Go to the National MS Society's main page and 'search' their stretching exercises which should be printed out. They have them for you to do and you to do with a helper if need be.

They were designed by a therapist and they stretch all your muscles and bend all your joints. They do not take long to do and greatly help.

I too take Baclofen; 180mg daily. Down the road another solution is a Baclofen Pump. I'm fortunate because Baclofen does not make my tired or weak.

However, getting it from one manufacturer made me sleep 3 1/2 hours after taking one 20mg Baclofen pill. I asked the pharmacist to switch manufacturers and I was no longer sleepy when taking my Baclofen.

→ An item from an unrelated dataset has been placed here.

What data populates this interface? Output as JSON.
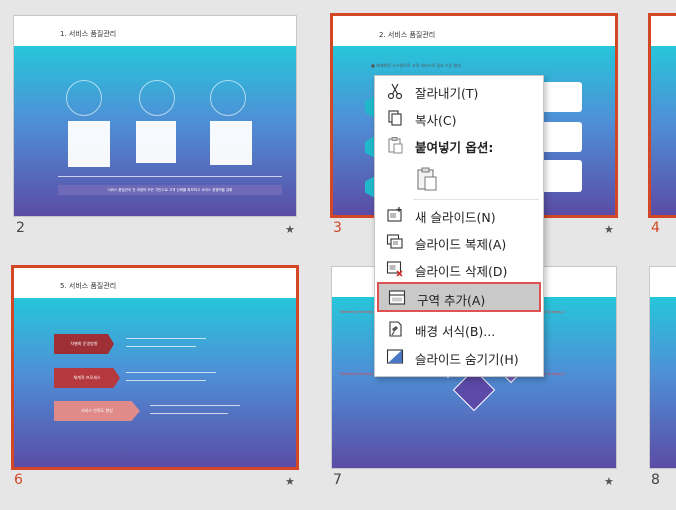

Swimming through your National MS Society is a great way to exercise and is free. Belonging to the NMSS is free as well. By going through your local NMSS's swimming classes, they are run by trained therapists who talk you through the easy, beneficial exercises.

Take care.

I take melatonin before I go to bed, and it helps me fall asleep. It does not keep me asleep, but when I wake (between my feet, my hands, and my Crohn's, that can be 6 or more times during 8 hours of sleep), the melatonin does help me fall back to sleep. Before I began using melatonin I could find myself awake for an hour or more several times a night.

Oh . . . and I also found I dream on melatonin, which I think is a good sign that you are getting deeper sleep. And I have been lucky that my dreaming has been actually pretty pleasant . . . not the kind you wake up from feeling tired!

I also use medical marijuana for my Crohn's (it relieves cramping and nausea) and it helps me relax to get sleepy. I find it also relaxes me enough to lessen the atrocious pain from spasticity.

For several years I have learned how to use deep breathing to help lure me back to sleep when I am awakened by pain or other physical "signals." I actually trained my breathing to follow the rhythms of songs so when I hear them my breathing follows almost automatically. I rarely hear the last few songs on my favorite CD doing this breathing exercise, and I have increased my lung capacity to boot! I choose music with gently rolling, oceanic wave-like rising and falling rhythms . . . and then imagine myself floating along in a buoyant bed of kelp, rising and falling with the swells.


Oops! Time to get into my wet suit . . .

I wonder if chrondrointin/gloucosimine would help for RA?

I thought about trying that for OA, but I'm taking so many supps now, lol... and they are HUGE.

I take calcium/Vit D and Advil for it so far, but I know it's nothing like RA.


All I can say is we had a dog with serious arthritis, he had the devil of a time getting up in the morning. Started giving him C/G supps and within a week or two, he was getting up without wincing, walking without whining. In a month, he was trotting all over the yard.

We started the supps when he was 10y/o - he lived to be 15.5! Rain or snow, he was up and moving. I was impressed.